Many Amazon sellers are finding in their VAT reports two new transactions types called comingling sale and comingling buy. The purpose of this post is to make some clarifty on the VAT on Amazon comingling sales and purchases, that is, on how they must be reported in the VAT tax returns.
What is the Amazon comingling program?
Many Amazon sellers trade exactly with the same goods manufactured by the same supplier. To better service customers, Amazon makes a pool inventory with these items and distribute them among its different fulfilment centers across Europe. Of course, Amazon keeps a control on the ownership of the inventory.
Imaging that Seller 1 receives an order for a good from a customer located in country A. Although the seller 1 is under the Amazon Pan European program, Seller 1 does not actually have the good ordered in country A. Then Amazon serves the same good from the inventory of the item in country A, which belongs to Seller 2. As you can guess, the problem here is that no one can sale what does not own, so a swap of inventory between Seller 1 and Seller 2 must take place.

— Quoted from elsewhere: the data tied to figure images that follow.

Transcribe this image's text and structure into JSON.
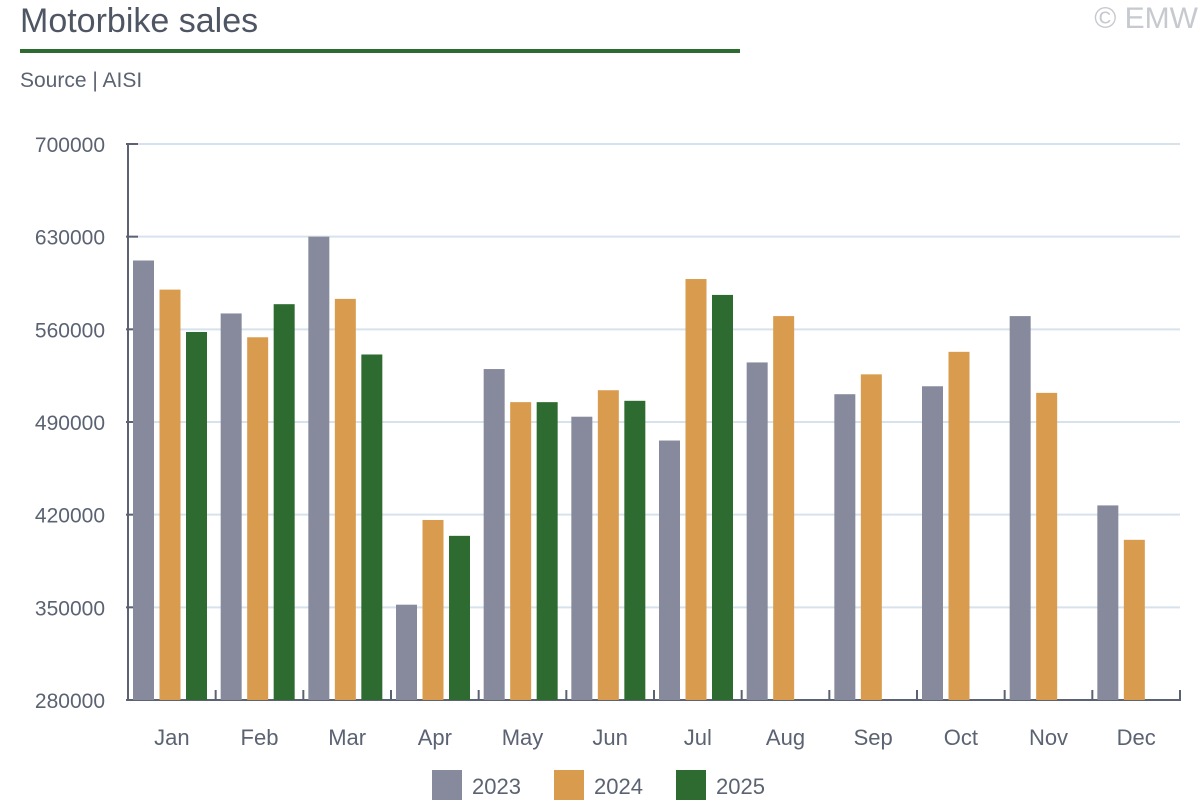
{
  "header": {
    "title": "Motorbike sales",
    "subtitle": "Source | AISI",
    "copyright": "© EMW"
  },
  "colors": {
    "accent": "#2e6b30",
    "grid": "#d6e2ec",
    "axis": "#5b6372"
  },
  "chart_data": {
    "type": "bar",
    "categories": [
      "Jan",
      "Feb",
      "Mar",
      "Apr",
      "May",
      "Jun",
      "Jul",
      "Aug",
      "Sep",
      "Oct",
      "Nov",
      "Dec"
    ],
    "series": [
      {
        "name": "2023",
        "color": "#878a9c",
        "values": [
          612000,
          572000,
          630000,
          352000,
          530000,
          494000,
          476000,
          535000,
          511000,
          517000,
          570000,
          427000
        ]
      },
      {
        "name": "2024",
        "color": "#d99b4e",
        "values": [
          590000,
          554000,
          583000,
          416000,
          505000,
          514000,
          598000,
          570000,
          526000,
          543000,
          512000,
          401000
        ]
      },
      {
        "name": "2025",
        "color": "#2e6b30",
        "values": [
          558000,
          579000,
          541000,
          404000,
          505000,
          506000,
          586000,
          null,
          null,
          null,
          null,
          null
        ]
      }
    ],
    "ylim": [
      280000,
      700000
    ],
    "yticks": [
      "700000",
      "630000",
      "560000",
      "490000",
      "420000",
      "350000",
      "280000"
    ],
    "grid": true,
    "legend_position": "bottom-center"
  }
}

Amazon explains that three transactions take place:
- A normal sale from Seller 1 to the customer
- A sale from Seller 2 to Seller 1 – so that Seller 1 can get ownership of the item sold to the customer.
- A purchase from Seller 2 from Seller 1 – to return the good to the inventory of Seller 2.

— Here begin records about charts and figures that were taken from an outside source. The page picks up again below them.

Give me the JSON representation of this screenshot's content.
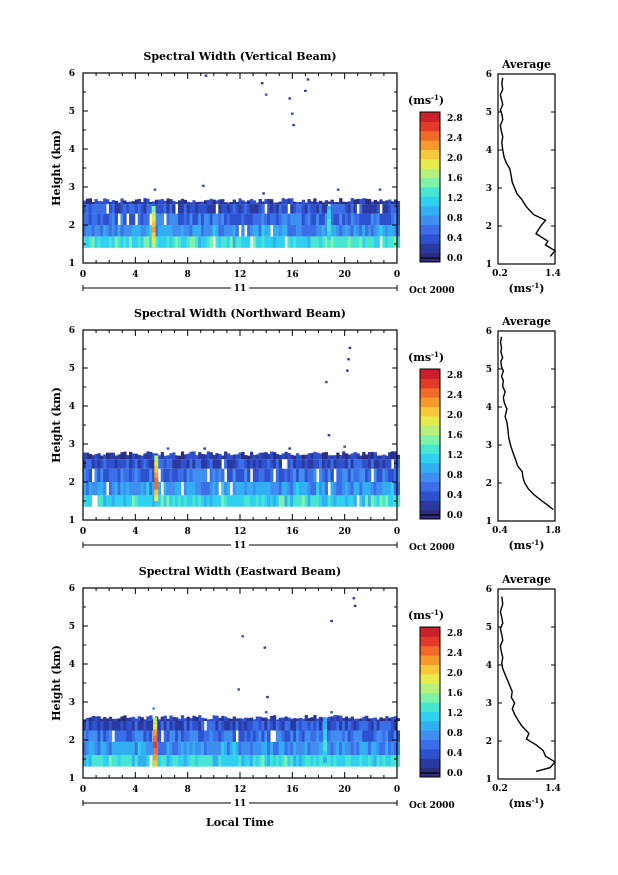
{
  "x_axis_label": "Local Time",
  "date_label": "Oct 2000",
  "day_label": "11",
  "colorbar_unit": "(ms",
  "unit_sup": "-1",
  "unit_close": ")",
  "average_title": "Average",
  "panels": [
    {
      "title": "Spectral Width (Vertical Beam)",
      "ylabel": "Height (km)",
      "cbar_ticks": [
        "2.8",
        "2.4",
        "2.0",
        "1.6",
        "1.2",
        "0.8",
        "0.4",
        "0.0"
      ],
      "avg_ticks": [
        "0.2",
        "1.4"
      ]
    },
    {
      "title": "Spectral Width (Northward Beam)",
      "ylabel": "Height (km)",
      "cbar_ticks": [
        "2.8",
        "2.4",
        "2.0",
        "1.6",
        "1.2",
        "0.8",
        "0.4",
        "0.0"
      ],
      "avg_ticks": [
        "0.4",
        "1.8"
      ]
    },
    {
      "title": "Spectral Width (Eastward Beam)",
      "ylabel": "Height (km)",
      "cbar_ticks": [
        "2.8",
        "2.4",
        "2.0",
        "1.6",
        "1.2",
        "0.8",
        "0.4",
        "0.0"
      ],
      "avg_ticks": [
        "0.2",
        "1.4"
      ]
    }
  ],
  "colors": {
    "scale": [
      "#2b2c7e",
      "#2b3aa0",
      "#2e52cf",
      "#3a6fe8",
      "#3f8ef0",
      "#32aef2",
      "#2fd0f0",
      "#46e6d2",
      "#7ff2a8",
      "#b7f07a",
      "#e7ec4d",
      "#f8c83a",
      "#f79a2e",
      "#f06a2a",
      "#e33a28",
      "#c9202a"
    ]
  },
  "chart_data": [
    {
      "type": "heatmap",
      "title": "Spectral Width (Vertical Beam)",
      "xlabel": "",
      "ylabel": "Height (km)",
      "xlim": [
        0,
        24
      ],
      "ylim": [
        1,
        6
      ],
      "x_ticks": [
        "0",
        "4",
        "8",
        "12",
        "16",
        "20",
        "0"
      ],
      "y_ticks": [
        "1",
        "2",
        "3",
        "4",
        "5",
        "6"
      ],
      "colorbar": {
        "label": "(ms-1)",
        "range": [
          0.0,
          3.0
        ],
        "ticks": [
          2.8,
          2.4,
          2.0,
          1.6,
          1.2,
          0.8,
          0.4,
          0.0
        ]
      },
      "layers": [
        {
          "height_km": [
            1.4,
            1.7
          ],
          "width_ms": 1.35
        },
        {
          "height_km": [
            1.7,
            2.0
          ],
          "width_ms": 0.9
        },
        {
          "height_km": [
            2.0,
            2.3
          ],
          "width_ms": 0.65
        },
        {
          "height_km": [
            2.3,
            2.55
          ],
          "width_ms": 0.45
        },
        {
          "height_km": [
            2.55,
            2.65
          ],
          "width_ms": 0.3
        }
      ],
      "spikes": [
        {
          "time_h": 5.4,
          "height_km": [
            1.4,
            2.5
          ],
          "width_ms": 2.3
        },
        {
          "time_h": 18.8,
          "height_km": [
            1.6,
            2.5
          ],
          "width_ms": 1.5
        }
      ],
      "isolated": [
        {
          "time_h": 9.4,
          "height_km": 5.9,
          "width_ms": 0.3
        },
        {
          "time_h": 13.7,
          "height_km": 5.7,
          "width_ms": 0.35
        },
        {
          "time_h": 14.0,
          "height_km": 5.4,
          "width_ms": 0.4
        },
        {
          "time_h": 15.8,
          "height_km": 5.3,
          "width_ms": 0.35
        },
        {
          "time_h": 16.0,
          "height_km": 4.9,
          "width_ms": 0.4
        },
        {
          "time_h": 16.1,
          "height_km": 4.6,
          "width_ms": 0.35
        },
        {
          "time_h": 17.0,
          "height_km": 5.5,
          "width_ms": 0.3
        },
        {
          "time_h": 17.2,
          "height_km": 5.8,
          "width_ms": 0.35
        },
        {
          "time_h": 5.5,
          "height_km": 2.9,
          "width_ms": 0.4
        },
        {
          "time_h": 9.2,
          "height_km": 3.0,
          "width_ms": 0.4
        },
        {
          "time_h": 13.8,
          "height_km": 2.8,
          "width_ms": 0.35
        },
        {
          "time_h": 19.5,
          "height_km": 2.9,
          "width_ms": 0.4
        },
        {
          "time_h": 22.7,
          "height_km": 2.9,
          "width_ms": 0.4
        }
      ]
    },
    {
      "type": "heatmap",
      "title": "Spectral Width (Northward Beam)",
      "xlabel": "",
      "ylabel": "Height (km)",
      "xlim": [
        0,
        24
      ],
      "ylim": [
        1,
        6
      ],
      "x_ticks": [
        "0",
        "4",
        "8",
        "12",
        "16",
        "20",
        "0"
      ],
      "y_ticks": [
        "1",
        "2",
        "3",
        "4",
        "5",
        "6"
      ],
      "colorbar": {
        "label": "(ms-1)",
        "range": [
          0.0,
          3.0
        ],
        "ticks": [
          2.8,
          2.4,
          2.0,
          1.6,
          1.2,
          0.8,
          0.4,
          0.0
        ]
      },
      "layers": [
        {
          "height_km": [
            1.35,
            1.65
          ],
          "width_ms": 1.3
        },
        {
          "height_km": [
            1.65,
            2.0
          ],
          "width_ms": 0.9
        },
        {
          "height_km": [
            2.0,
            2.35
          ],
          "width_ms": 0.65
        },
        {
          "height_km": [
            2.35,
            2.6
          ],
          "width_ms": 0.45
        },
        {
          "height_km": [
            2.6,
            2.75
          ],
          "width_ms": 0.3
        }
      ],
      "spikes": [
        {
          "time_h": 5.6,
          "height_km": [
            1.5,
            2.7
          ],
          "width_ms": 2.6
        }
      ],
      "isolated": [
        {
          "time_h": 20.4,
          "height_km": 5.5,
          "width_ms": 0.3
        },
        {
          "time_h": 20.3,
          "height_km": 5.2,
          "width_ms": 0.35
        },
        {
          "time_h": 20.2,
          "height_km": 4.9,
          "width_ms": 0.3
        },
        {
          "time_h": 18.6,
          "height_km": 4.6,
          "width_ms": 0.4
        },
        {
          "time_h": 18.8,
          "height_km": 3.2,
          "width_ms": 0.35
        },
        {
          "time_h": 6.5,
          "height_km": 2.85,
          "width_ms": 0.4
        },
        {
          "time_h": 9.3,
          "height_km": 2.85,
          "width_ms": 0.35
        },
        {
          "time_h": 15.8,
          "height_km": 2.85,
          "width_ms": 0.35
        },
        {
          "time_h": 20.0,
          "height_km": 2.9,
          "width_ms": 0.4
        }
      ]
    },
    {
      "type": "heatmap",
      "title": "Spectral Width (Eastward Beam)",
      "xlabel": "Local Time",
      "ylabel": "Height (km)",
      "xlim": [
        0,
        24
      ],
      "ylim": [
        1,
        6
      ],
      "x_ticks": [
        "0",
        "4",
        "8",
        "12",
        "16",
        "20",
        "0"
      ],
      "y_ticks": [
        "1",
        "2",
        "3",
        "4",
        "5",
        "6"
      ],
      "colorbar": {
        "label": "(ms-1)",
        "range": [
          0.0,
          3.0
        ],
        "ticks": [
          2.8,
          2.4,
          2.0,
          1.6,
          1.2,
          0.8,
          0.4,
          0.0
        ]
      },
      "layers": [
        {
          "height_km": [
            1.3,
            1.6
          ],
          "width_ms": 1.3
        },
        {
          "height_km": [
            1.6,
            1.95
          ],
          "width_ms": 0.9
        },
        {
          "height_km": [
            1.95,
            2.25
          ],
          "width_ms": 0.65
        },
        {
          "height_km": [
            2.25,
            2.5
          ],
          "width_ms": 0.45
        },
        {
          "height_km": [
            2.5,
            2.6
          ],
          "width_ms": 0.3
        }
      ],
      "spikes": [
        {
          "time_h": 5.5,
          "height_km": [
            1.3,
            2.6
          ],
          "width_ms": 2.7
        },
        {
          "time_h": 18.5,
          "height_km": [
            1.4,
            2.6
          ],
          "width_ms": 1.4
        }
      ],
      "isolated": [
        {
          "time_h": 20.7,
          "height_km": 5.7,
          "width_ms": 0.3
        },
        {
          "time_h": 20.8,
          "height_km": 5.5,
          "width_ms": 0.35
        },
        {
          "time_h": 19.0,
          "height_km": 5.1,
          "width_ms": 0.35
        },
        {
          "time_h": 12.2,
          "height_km": 4.7,
          "width_ms": 0.4
        },
        {
          "time_h": 13.9,
          "height_km": 4.4,
          "width_ms": 0.35
        },
        {
          "time_h": 11.9,
          "height_km": 3.3,
          "width_ms": 0.4
        },
        {
          "time_h": 14.1,
          "height_km": 3.1,
          "width_ms": 0.35
        },
        {
          "time_h": 5.4,
          "height_km": 2.8,
          "width_ms": 0.9
        },
        {
          "time_h": 14.0,
          "height_km": 2.7,
          "width_ms": 0.4
        },
        {
          "time_h": 19.0,
          "height_km": 2.7,
          "width_ms": 0.4
        }
      ]
    },
    {
      "type": "line",
      "title": "Average",
      "xlabel": "(ms-1)",
      "ylabel": "",
      "xlim": [
        0.2,
        1.4
      ],
      "ylim": [
        1,
        6
      ],
      "x": [
        1.3,
        1.4,
        1.2,
        1.25,
        1.0,
        1.1,
        1.2,
        0.95,
        0.8,
        0.7,
        0.6,
        0.55,
        0.5,
        0.48,
        0.45,
        0.38,
        0.33,
        0.3,
        0.28,
        0.3,
        0.27,
        0.25,
        0.3,
        0.28,
        0.25,
        0.3,
        0.27,
        0.25,
        0.3,
        0.28,
        0.3
      ],
      "y": [
        1.2,
        1.35,
        1.5,
        1.6,
        1.8,
        2.0,
        2.15,
        2.3,
        2.5,
        2.7,
        2.85,
        3.0,
        3.15,
        3.3,
        3.5,
        3.65,
        3.8,
        4.0,
        4.2,
        4.35,
        4.5,
        4.65,
        4.8,
        4.95,
        5.05,
        5.2,
        5.35,
        5.45,
        5.6,
        5.75,
        5.9
      ]
    },
    {
      "type": "line",
      "title": "Average",
      "xlabel": "(ms-1)",
      "ylabel": "",
      "xlim": [
        0.2,
        1.8
      ],
      "ylim": [
        1,
        6
      ],
      "x": [
        1.75,
        1.55,
        1.4,
        1.2,
        1.05,
        0.95,
        0.9,
        0.88,
        0.75,
        0.7,
        0.62,
        0.55,
        0.5,
        0.48,
        0.45,
        0.4,
        0.45,
        0.38,
        0.35,
        0.4,
        0.33,
        0.35,
        0.3,
        0.35,
        0.3,
        0.28,
        0.33,
        0.28,
        0.3,
        0.27,
        0.3
      ],
      "y": [
        1.3,
        1.45,
        1.55,
        1.7,
        1.85,
        2.0,
        2.15,
        2.3,
        2.45,
        2.6,
        2.8,
        3.0,
        3.2,
        3.4,
        3.6,
        3.75,
        3.95,
        4.1,
        4.25,
        4.4,
        4.55,
        4.7,
        4.8,
        4.95,
        5.05,
        5.2,
        5.3,
        5.45,
        5.55,
        5.7,
        5.85
      ]
    },
    {
      "type": "line",
      "title": "Average",
      "xlabel": "(ms-1)",
      "ylabel": "",
      "xlim": [
        0.2,
        1.4
      ],
      "ylim": [
        1,
        6
      ],
      "x": [
        1.0,
        1.3,
        1.4,
        1.2,
        1.15,
        1.0,
        0.8,
        0.85,
        0.7,
        0.62,
        0.55,
        0.5,
        0.55,
        0.48,
        0.5,
        0.45,
        0.4,
        0.35,
        0.3,
        0.28,
        0.3,
        0.27,
        0.25,
        0.3,
        0.28,
        0.25,
        0.3,
        0.28,
        0.25,
        0.3,
        0.28
      ],
      "y": [
        1.2,
        1.3,
        1.45,
        1.6,
        1.75,
        1.9,
        2.05,
        2.2,
        2.4,
        2.55,
        2.7,
        2.85,
        3.0,
        3.15,
        3.3,
        3.45,
        3.6,
        3.75,
        3.9,
        4.05,
        4.2,
        4.35,
        4.5,
        4.65,
        4.8,
        4.95,
        5.1,
        5.25,
        5.4,
        5.6,
        5.8
      ]
    }
  ]
}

Unfortunately, Amazon does not give much details on how these transactions are handled in practice (what are the prices used, for instance) and in which countries takes place. Common sense dictates that the swap of inventory between Amazon sellers takes place in different jurisdictions. Seller 2 sales the item in Country A and buys it back in Country B, where Seller 1 has availability of the item sold.
Graphically, the VAT on Amazon comingling sales could be structured as follows:
All these transactions take place simultaneously. This graphic is drawn from seller 1 point of view. He will have a comingling buy in country A and an offsetting comingling sale in country B.
VAT on comingling sales in Spain
I guess that in most European Union countries the same conclusions would be reached, but I will analyze the matter from the Spanish VAT framework. As you know, the EU VAT Directive allows for small differences. So let us say that in the example above, Country A is Spain.
- Transaction 1: The order for item X is not a taxable event for VAT purposes
- Transaction 2, the comingling buy, is a domestic transaction, fully taxable in Spain. However, assuming that Seller 2 is not established in Spain, the taxpayer would be Seller 1 under the reverse charge mechanism. In principle, the input VAT could be recovered by Seller.
- Transaction 3 is a standard B2C domestic sale fully taxable in Spain. Assuming that Seller 1 is established in Spain, it would charge Spanish VAT to the customer.
Therefore, both transactions 2 and 3 are domestic transactions subject to Spanish VAT. The only thing that could change is who is the taxpayer, which could vary depending whether the sellers are established in Spain or not.
Finally, transaction 4, the comingling sale, is a sale outside the scope of Spanish VAT. The taxable jurisdiction is not Spain. It takes place in other EU country. Generally speaking, since this is a B2B sale, the taxpayer would be the recipient (seller 2) under the reverse charge mechanism.
As a conclusion, comingling sales are a great commercial strategy of Amazon to enhance the service to clients and to manage inventory wisely. It is probably more environmentally friendly since it saves a lot of unnecessary dispatches. However, tax wise it makes VAT reporting complicated. As you have seen, the simple “swap” of inventory between sellers’ triggers two additional transactions – for each of them- taxable in different jurisdictions.